How often consecutive words in the query appear together on a page While some words do often appear on a large number of web pages, they may not always appear together on the same pages. For example, if the query contains the phrase “coffee desk,” while the terms “coffee,” and “desk,” do show up frequently on web pages, how often do they show up on the same page? If not very often, then it might not be a bad idea for the search engine to use the larger index for that query.
Presence or absence of predetermined tail-directed words in the query – Some queries may contain words that are just more likely to be aimed at tail queries, such as very rare words, for instance.
Pages from fairly new sites that haven’t achieved much popularity, or pages that just aren’t very popular, are more likely to be found in the larger index than the smaller one.
When you search for a term that the search engine might determine to be aimed at head terms, it may include results from the smaller index, and not gather information from the larger index. Pages that haven’t made it into the smaller index may not appear within search results for that query.

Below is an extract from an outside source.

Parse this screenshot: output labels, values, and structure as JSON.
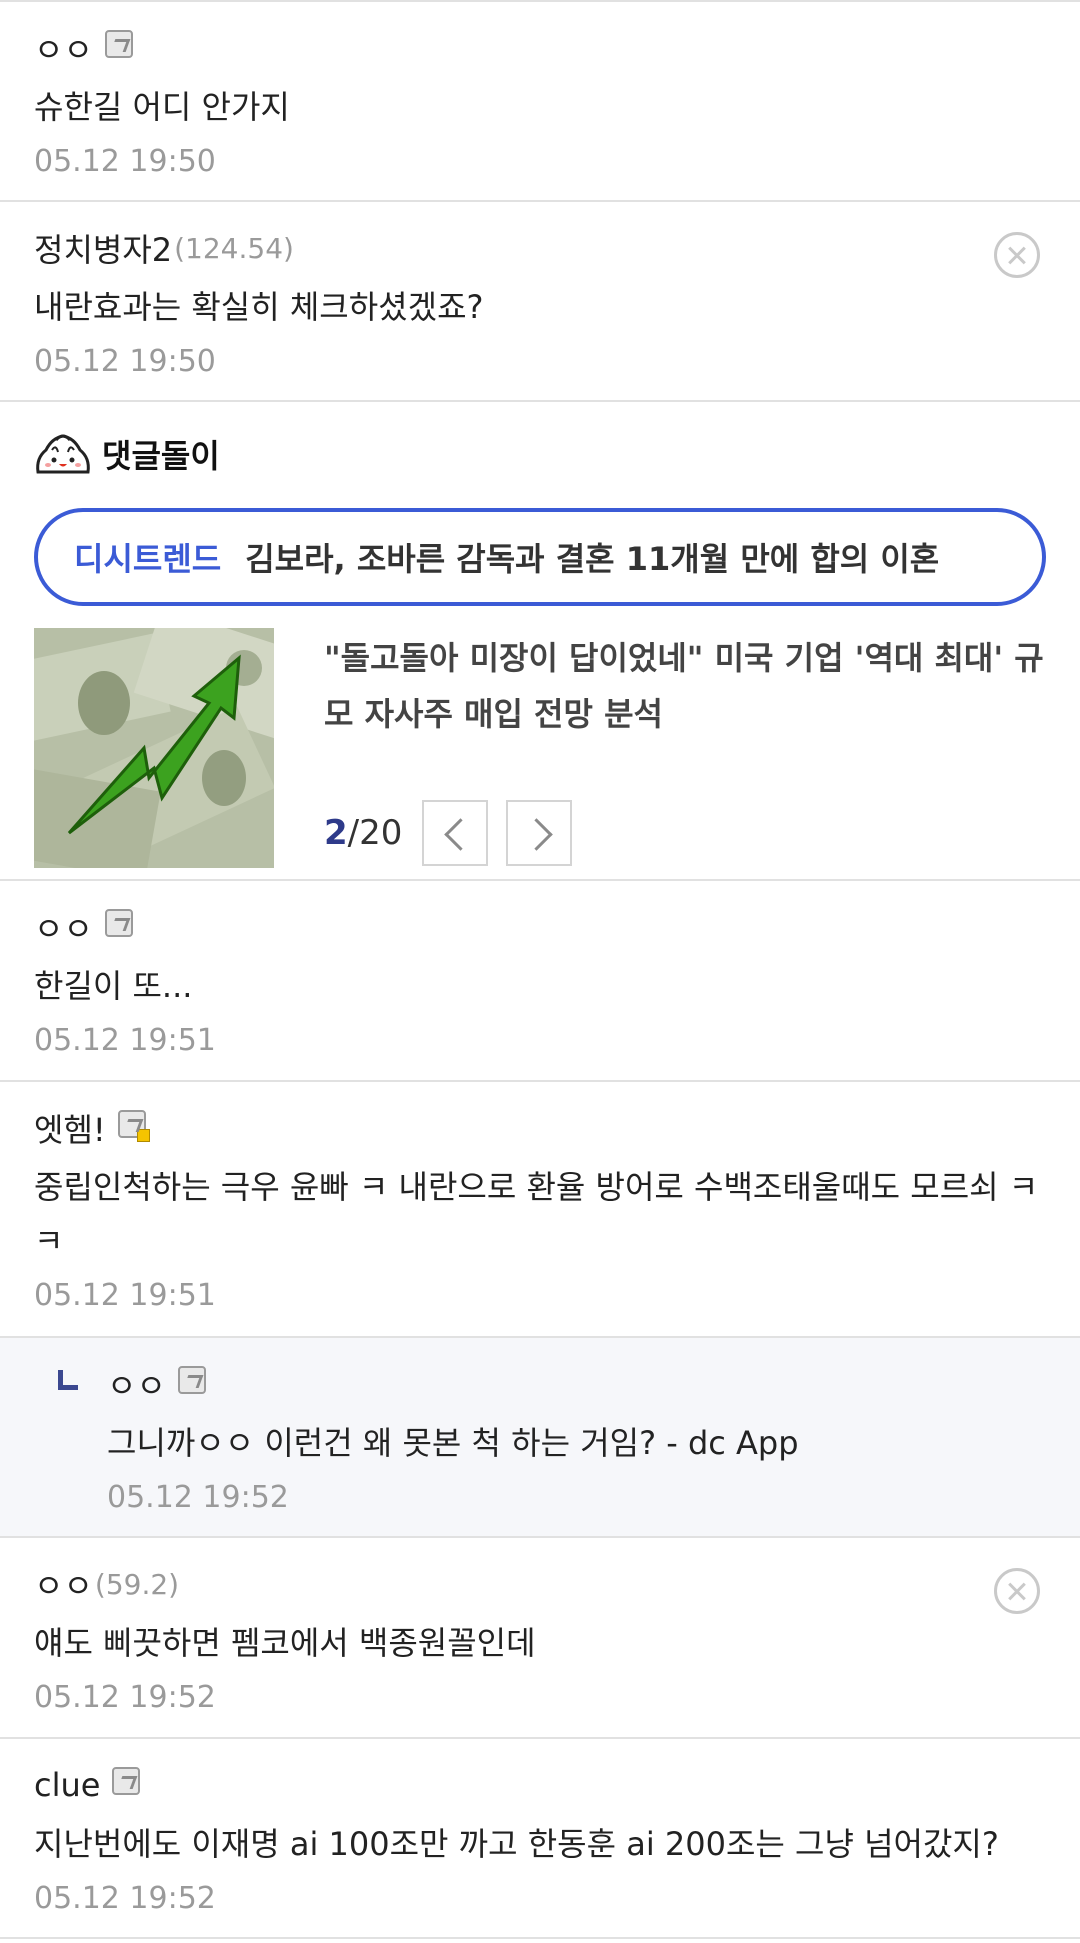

This patent filing aims at making a search engine more efficient by allowing it to skip having to search in an extended or supplemental index for queries that it has classified at being aimed at head URLs. We’ve been seeing news recently about search engine infrastructure upgrades like Google’s Caffeine, that can make indexing and searching more efficient.
While it’s possible that those kinds of infrastructure upgrades can make a process like this multi-index approach less important, it’s easy to imagine that a search engine will try to take advantage of every way to become more efficient that it can find, as long as those don’t harm the quality of search results in a meaningful manner.